BZ to SgtMaj Thomas “Patrick” Payne, a Warrior’s Warrior, bringing the pain. Shouldn’t have taken this long to recognize his deserving of this Earning of the Medal of Honor.

Battery Gun Salute…Fire by the piece from right to left…COMMENCE FIRING!!!

Great Story Mason! Keep ’em coming! Tanks!

MI Ranger

Congratulations to SGM Payne, true dedication to his comrades!
By the way I think you had a typo under the Best Ranger weapons qual discussion.

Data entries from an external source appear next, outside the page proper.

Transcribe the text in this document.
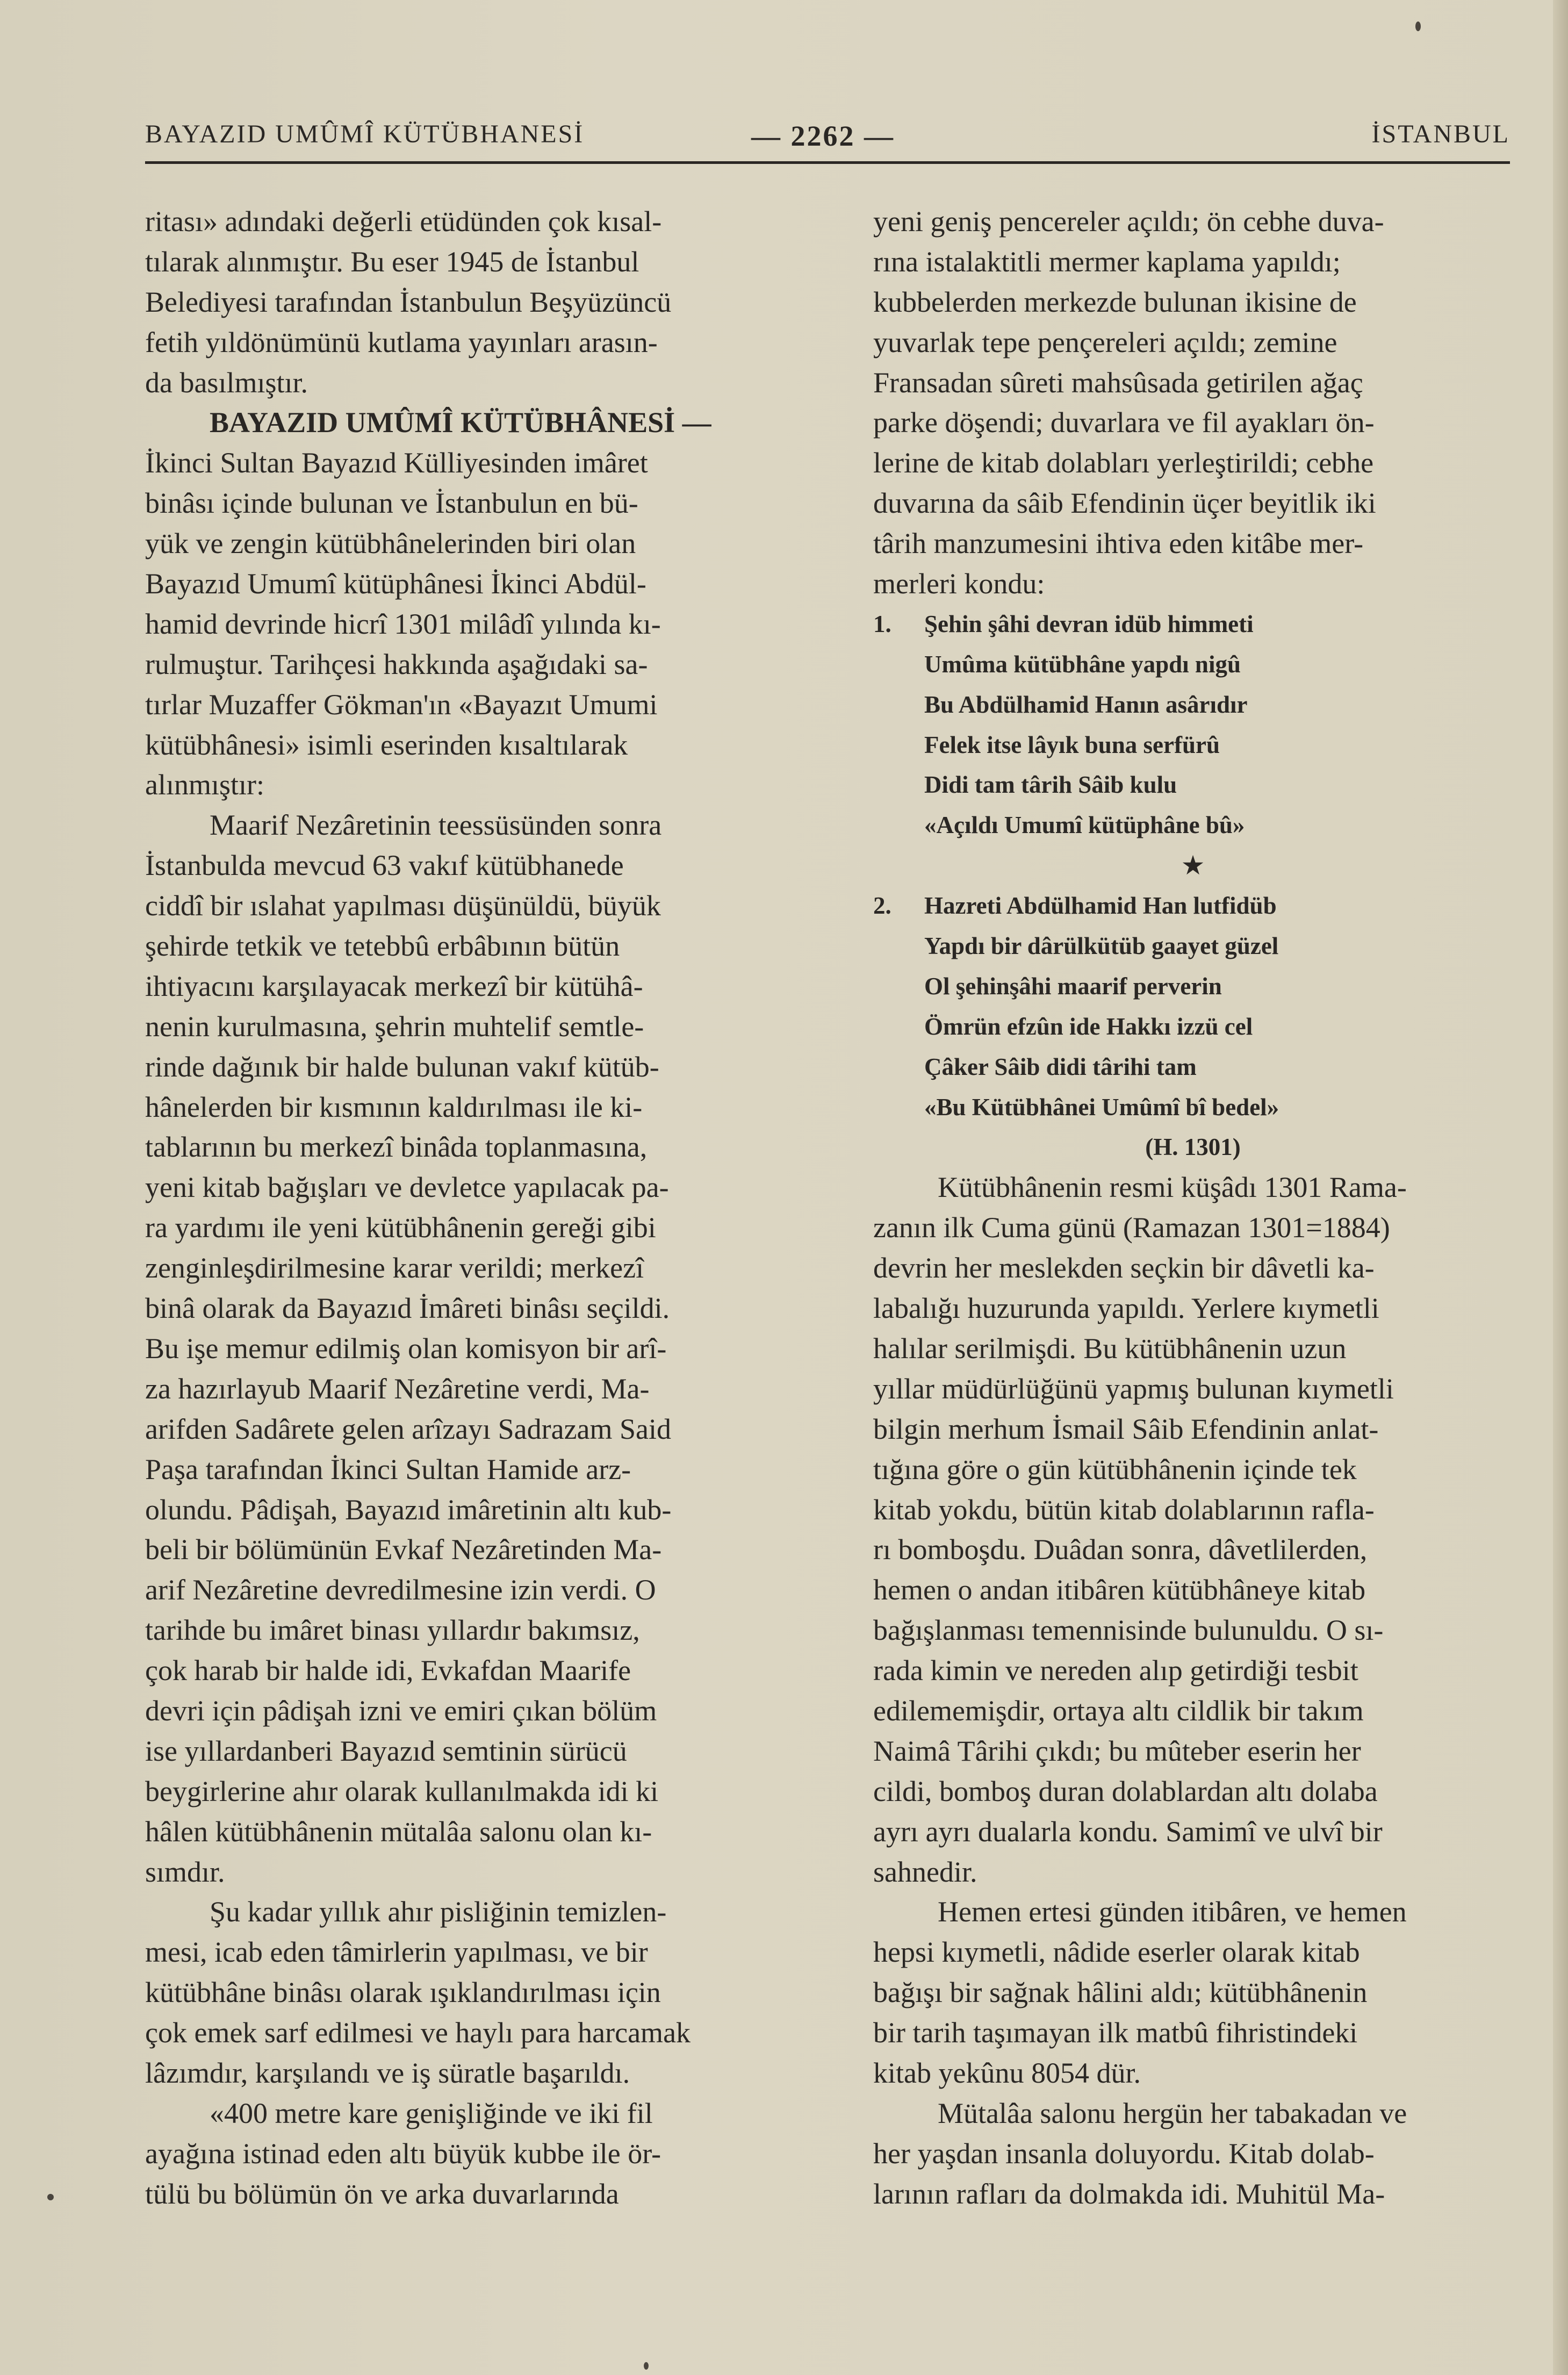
BAYAZID UMÛMÎ KÜTÜBHANESİ	— 2262 —	İSTANBUL
ritası» adındaki değerli etüdünden çok kısal-
tılarak alınmıştır. Bu eser 1945 de İstanbul
Belediyesi tarafından İstanbulun Beşyüzüncü
fetih yıldönümünü kutlama yayınları arasın-
da basılmıştır.
BAYAZID UMÛMÎ KÜTÜBHÂNESİ —
İkinci Sultan Bayazıd Külliyesinden imâret
binâsı içinde bulunan ve İstanbulun en bü-
yük ve zengin kütübhânelerinden biri olan
Bayazıd Umumî kütüphânesi İkinci Abdül-
hamid devrinde hicrî 1301 milâdî yılında kı-
rulmuştur. Tarihçesi hakkında aşağıdaki sa-
tırlar Muzaffer Gökman'ın «Bayazıt Umumi
kütübhânesi» isimli eserinden kısaltılarak
alınmıştır:
Maarif Nezâretinin teessüsünden sonra
İstanbulda mevcud 63 vakıf kütübhanede
ciddî bir ıslahat yapılması düşünüldü, büyük
şehirde tetkik ve tetebbû erbâbının bütün
ihtiyacını karşılayacak merkezî bir kütühâ-
nenin kurulmasına, şehrin muhtelif semtle-
rinde dağınık bir halde bulunan vakıf kütüb-
hânelerden bir kısmının kaldırılması ile ki-
tablarının bu merkezî binâda toplanmasına,
yeni kitab bağışları ve devletce yapılacak pa-
ra yardımı ile yeni kütübhânenin gereği gibi
zenginleşdirilmesine karar verildi; merkezî
binâ olarak da Bayazıd İmâreti binâsı seçildi.
Bu işe memur edilmiş olan komisyon bir arî-
za hazırlayub Maarif Nezâretine verdi, Ma-
arifden Sadârete gelen arîzayı Sadrazam Said
Paşa tarafından İkinci Sultan Hamide arz-
olundu. Pâdişah, Bayazıd imâretinin altı kub-
beli bir bölümünün Evkaf Nezâretinden Ma-
arif Nezâretine devredilmesine izin verdi. O
tarihde bu imâret binası yıllardır bakımsız,
çok harab bir halde idi, Evkafdan Maarife
devri için pâdişah izni ve emiri çıkan bölüm
ise yıllardanberi Bayazıd semtinin sürücü
beygirlerine ahır olarak kullanılmakda idi ki
hâlen kütübhânenin mütalâa salonu olan kı-
sımdır.
Şu kadar yıllık ahır pisliğinin temizlen-
mesi, icab eden tâmirlerin yapılması, ve bir
kütübhâne binâsı olarak ışıklandırılması için
çok emek sarf edilmesi ve haylı para harcamak
lâzımdır, karşılandı ve iş süratle başarıldı.
«400 metre kare genişliğinde ve iki fil
ayağına istinad eden altı büyük kubbe ile ör-
tülü bu bölümün ön ve arka duvarlarında
yeni geniş pencereler açıldı; ön cebhe duva-
rına istalaktitli mermer kaplama yapıldı;
kubbelerden merkezde bulunan ikisine de
yuvarlak tepe pençereleri açıldı; zemine
Fransadan sûreti mahsûsada getirilen ağaç
parke döşendi; duvarlara ve fil ayakları ön-
lerine de kitab dolabları yerleştirildi; cebhe
duvarına da sâib Efendinin üçer beyitlik iki
târih manzumesini ihtiva eden kitâbe mer-
merleri kondu:
1. Şehin şâhi devran idüb himmeti
Umûma kütübhâne yapdı nigû
Bu Abdülhamid Hanın asârıdır
Felek itse lâyık buna serfürû
Didi tam târih Sâib kulu
«Açıldı Umumî kütüphâne bû»
★
2. Hazreti Abdülhamid Han lutfidüb
Yapdı bir dârülkütüb gaayet güzel
Ol şehinşâhi maarif perverin
Ömrün efzûn ide Hakkı izzü cel
Çâker Sâib didi târihi tam
«Bu Kütübhânei Umûmî bî bedel»
(H. 1301)
Kütübhânenin resmi küşâdı 1301 Rama-
zanın ilk Cuma günü (Ramazan 1301=1884)
devrin her meslekden seçkin bir dâvetli ka-
labalığı huzurunda yapıldı. Yerlere kıymetli
halılar serilmişdi. Bu kütübhânenin uzun
yıllar müdürlüğünü yapmış bulunan kıymetli
bilgin merhum İsmail Sâib Efendinin anlat-
tığına göre o gün kütübhânenin içinde tek
kitab yokdu, bütün kitab dolablarının rafla-
rı bomboşdu. Duâdan sonra, dâvetlilerden,
hemen o andan itibâren kütübhâneye kitab
bağışlanması temennisinde bulunuldu. O sı-
rada kimin ve nereden alıp getirdiği tesbit
edilememişdir, ortaya altı cildlik bir takım
Naimâ Târihi çıkdı; bu mûteber eserin her
cildi, bomboş duran dolablardan altı dolaba
ayrı ayrı dualarla kondu. Samimî ve ulvî bir
sahnedir.
Hemen ertesi günden itibâren, ve hemen
hepsi kıymetli, nâdide eserler olarak kitab
bağışı bir sağnak hâlini aldı; kütübhânenin
bir tarih taşımayan ilk matbû fihristindeki
kitab yekûnu 8054 dür.
Mütalâa salonu hergün her tabakadan ve
her yaşdan insanla doluyordu. Kitab dolab-
larının rafları da dolmakda idi. Muhitül Ma-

It would be M249 SAW not a M246. And don’t forget the Tomahawk throw! (Apparently it has inspired a few bars to add this to their menu since its induction to the event…though it may have been added after he competed)

Graybeard

Congratulations to SGM Payne.

You’ve done the USA, the Infantry, and the Rangers proud.

USAFRetired

So he was top Ranger in 2012 and made Sergeant Major in 18 years sure sounds like high speed low drag.

Once he receives the Medal his assignment in the future will be operationally limited. I hope the SgtMaj isn’t stressed too badly by that. I can see where that could have a deleterious effect on someone with his warrior ethos,

AW1Ed

Hand Salute. Ready, Two!

Hat tip to Jeff LPH 3 for the link. Thanks again, Mason.